Speaking of Luck, the rookie prodigy turned out to be everything the Colts hoped for and more. He did throw 18 interceptions, but the Colts' offensive system requires him to take chances. With Baltimore's pass rush struggling, Luck could end up having a solid performance, provided he gets time from his offensive line.
With a vast array of options in rejuvenated star Reggie Wayne, speedy slot man T.Y. Hilton and rookie tight ends Dwayne Allen and Coby Fleener, Luck could expose for the Ravens defense for what it is: average.
While the Colts defense falls in the same category—it might even be slightly below—they still have a devastating pair of pass-rushers in Dwight Freeney and Robert Mathis, the league's fifth-leading tackler in rookie gem Jerrell Freeman and a pair of sticky-handed corners in Vontae Davis and Darius Butler—both of whom were high draft picks back in 2009.

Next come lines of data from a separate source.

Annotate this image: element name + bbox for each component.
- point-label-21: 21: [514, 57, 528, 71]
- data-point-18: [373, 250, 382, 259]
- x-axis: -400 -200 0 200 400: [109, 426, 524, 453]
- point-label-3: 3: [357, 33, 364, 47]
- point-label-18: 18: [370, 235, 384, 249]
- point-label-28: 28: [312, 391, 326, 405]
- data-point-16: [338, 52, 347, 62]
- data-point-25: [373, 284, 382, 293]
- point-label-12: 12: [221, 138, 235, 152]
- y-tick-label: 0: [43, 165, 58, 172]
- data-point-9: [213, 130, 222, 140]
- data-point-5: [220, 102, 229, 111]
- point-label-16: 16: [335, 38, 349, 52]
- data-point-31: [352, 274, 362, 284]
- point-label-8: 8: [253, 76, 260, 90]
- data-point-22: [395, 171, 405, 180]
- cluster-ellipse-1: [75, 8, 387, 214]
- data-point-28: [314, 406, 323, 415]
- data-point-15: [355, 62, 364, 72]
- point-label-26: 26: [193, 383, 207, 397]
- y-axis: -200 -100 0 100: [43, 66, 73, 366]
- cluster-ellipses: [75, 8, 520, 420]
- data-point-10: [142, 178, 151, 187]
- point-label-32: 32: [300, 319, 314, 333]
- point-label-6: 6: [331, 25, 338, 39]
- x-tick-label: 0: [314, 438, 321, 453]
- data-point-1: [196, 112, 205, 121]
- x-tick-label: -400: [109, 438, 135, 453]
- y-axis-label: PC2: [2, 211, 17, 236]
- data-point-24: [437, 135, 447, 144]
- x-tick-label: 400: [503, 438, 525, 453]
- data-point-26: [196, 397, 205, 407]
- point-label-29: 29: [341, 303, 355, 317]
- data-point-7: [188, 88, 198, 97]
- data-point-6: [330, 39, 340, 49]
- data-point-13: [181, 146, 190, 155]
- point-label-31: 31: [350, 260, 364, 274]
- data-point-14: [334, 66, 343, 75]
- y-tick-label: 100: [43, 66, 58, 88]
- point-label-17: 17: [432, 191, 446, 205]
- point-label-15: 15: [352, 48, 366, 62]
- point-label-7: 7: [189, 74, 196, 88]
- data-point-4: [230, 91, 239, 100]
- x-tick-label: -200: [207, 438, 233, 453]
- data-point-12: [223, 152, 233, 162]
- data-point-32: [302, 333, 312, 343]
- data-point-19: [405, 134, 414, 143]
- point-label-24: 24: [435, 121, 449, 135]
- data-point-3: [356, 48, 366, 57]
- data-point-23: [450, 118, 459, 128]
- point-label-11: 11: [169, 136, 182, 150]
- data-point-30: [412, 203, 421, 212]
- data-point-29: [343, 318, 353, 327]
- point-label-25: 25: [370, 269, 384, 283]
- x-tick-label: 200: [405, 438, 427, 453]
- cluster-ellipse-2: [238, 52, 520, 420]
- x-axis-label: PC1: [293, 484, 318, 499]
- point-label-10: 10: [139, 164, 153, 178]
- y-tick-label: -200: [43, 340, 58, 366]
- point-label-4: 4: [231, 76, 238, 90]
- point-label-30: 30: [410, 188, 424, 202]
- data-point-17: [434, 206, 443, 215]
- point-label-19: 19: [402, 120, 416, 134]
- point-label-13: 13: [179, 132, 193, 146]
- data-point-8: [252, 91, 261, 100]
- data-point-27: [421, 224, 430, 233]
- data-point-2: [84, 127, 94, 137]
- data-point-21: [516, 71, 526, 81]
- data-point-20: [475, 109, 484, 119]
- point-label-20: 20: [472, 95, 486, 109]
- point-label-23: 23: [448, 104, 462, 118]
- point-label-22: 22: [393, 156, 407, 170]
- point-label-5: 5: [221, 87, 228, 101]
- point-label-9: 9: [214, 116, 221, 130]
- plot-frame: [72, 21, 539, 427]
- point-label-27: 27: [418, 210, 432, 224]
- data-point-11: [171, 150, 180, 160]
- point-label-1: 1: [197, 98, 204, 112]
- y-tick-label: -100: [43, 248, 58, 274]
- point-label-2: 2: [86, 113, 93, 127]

Indy's defense doesn't have to be great in this one, but if they can force a few turnovers against Joe Flacco and limit the damage from Ray Rice, Luck should keep this game much closer than people might think.

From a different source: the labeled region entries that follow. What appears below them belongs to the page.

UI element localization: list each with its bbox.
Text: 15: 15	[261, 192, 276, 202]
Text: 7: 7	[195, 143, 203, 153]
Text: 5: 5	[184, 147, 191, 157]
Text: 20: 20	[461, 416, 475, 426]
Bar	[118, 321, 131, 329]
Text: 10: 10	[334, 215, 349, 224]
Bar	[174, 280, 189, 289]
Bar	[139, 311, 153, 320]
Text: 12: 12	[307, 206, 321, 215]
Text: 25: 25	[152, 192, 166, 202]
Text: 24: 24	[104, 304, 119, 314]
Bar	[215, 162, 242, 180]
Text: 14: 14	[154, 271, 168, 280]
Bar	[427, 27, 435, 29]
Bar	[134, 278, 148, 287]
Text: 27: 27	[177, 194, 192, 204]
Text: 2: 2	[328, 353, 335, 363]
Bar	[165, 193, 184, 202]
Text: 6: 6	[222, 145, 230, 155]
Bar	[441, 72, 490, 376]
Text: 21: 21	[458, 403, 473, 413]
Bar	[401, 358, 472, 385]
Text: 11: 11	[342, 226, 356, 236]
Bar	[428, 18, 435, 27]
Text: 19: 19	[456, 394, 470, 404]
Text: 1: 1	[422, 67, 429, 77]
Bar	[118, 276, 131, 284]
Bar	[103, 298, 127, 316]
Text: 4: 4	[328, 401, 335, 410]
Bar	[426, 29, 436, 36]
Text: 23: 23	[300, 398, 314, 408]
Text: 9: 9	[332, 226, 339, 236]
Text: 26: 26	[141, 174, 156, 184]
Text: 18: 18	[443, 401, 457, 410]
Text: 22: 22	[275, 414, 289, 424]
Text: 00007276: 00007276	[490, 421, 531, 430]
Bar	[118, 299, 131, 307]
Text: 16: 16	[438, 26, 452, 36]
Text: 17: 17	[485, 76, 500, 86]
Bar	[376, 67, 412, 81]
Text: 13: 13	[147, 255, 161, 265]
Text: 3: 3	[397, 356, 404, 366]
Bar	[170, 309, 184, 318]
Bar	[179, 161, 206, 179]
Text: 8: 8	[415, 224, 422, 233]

Moving over to the NFC, the rematch between Adrian Peterson and the Green Bay Packers should come down to the wire despite the Packers being favored by eight.
Don't think that was a typo folks. Like they did in Week 17, the Minnesota Vikings will ride the AP train as far as it takes them.
The most deserving MVP candidate overcame a devastating knee injury and poor quarterback play and took his team straight to the playoffs.
Oh, and he came within nine yards of breaking the single-season rushing record.
While Peterson won't suit up on defense (is there anyone doubting he really couldn't play on the other side of the ball?), his ability to churn out yards after contact and keep Aaron Rodgers off the field might be the Vikings' best form of defense.
The problem for the Vikings is that Ponder—who's already limited as a QB—doesn't have Percy Harvin (injured reserve) and is left with a very limited receiving corps. King-sized tight end Kyle Rudolph is a great red-zone threat, but the Vikings have to be in scoring position to really take advantage of his length and ability to go up and get the football.
However, Peterson should be able to shred Green Bay's defense again, as the Packers simply didn't have an answer for the league's best back last week.
Provided Minnesota continues to get great blocking up front, it should be able to move the ball on the ground and do just enough in the passing game to limit Rodgers' snaps.
When Rodgers is on the field, however, the story could be different.
The reigning MVP is playing like one again this season, and the Packers boast a terrific number of receiving options. Randall Cobb, Greg Jennings, Jordy Nelson and Jermichael Finley are as good a quartet as you'll find, and the Vikings don't have the secondary depth to stop them.
Ultimately, Green Bay's passing game should prevail in this one, but if Peterson has anything to say about it, these two teams will be battling to the last second to move on to the next round.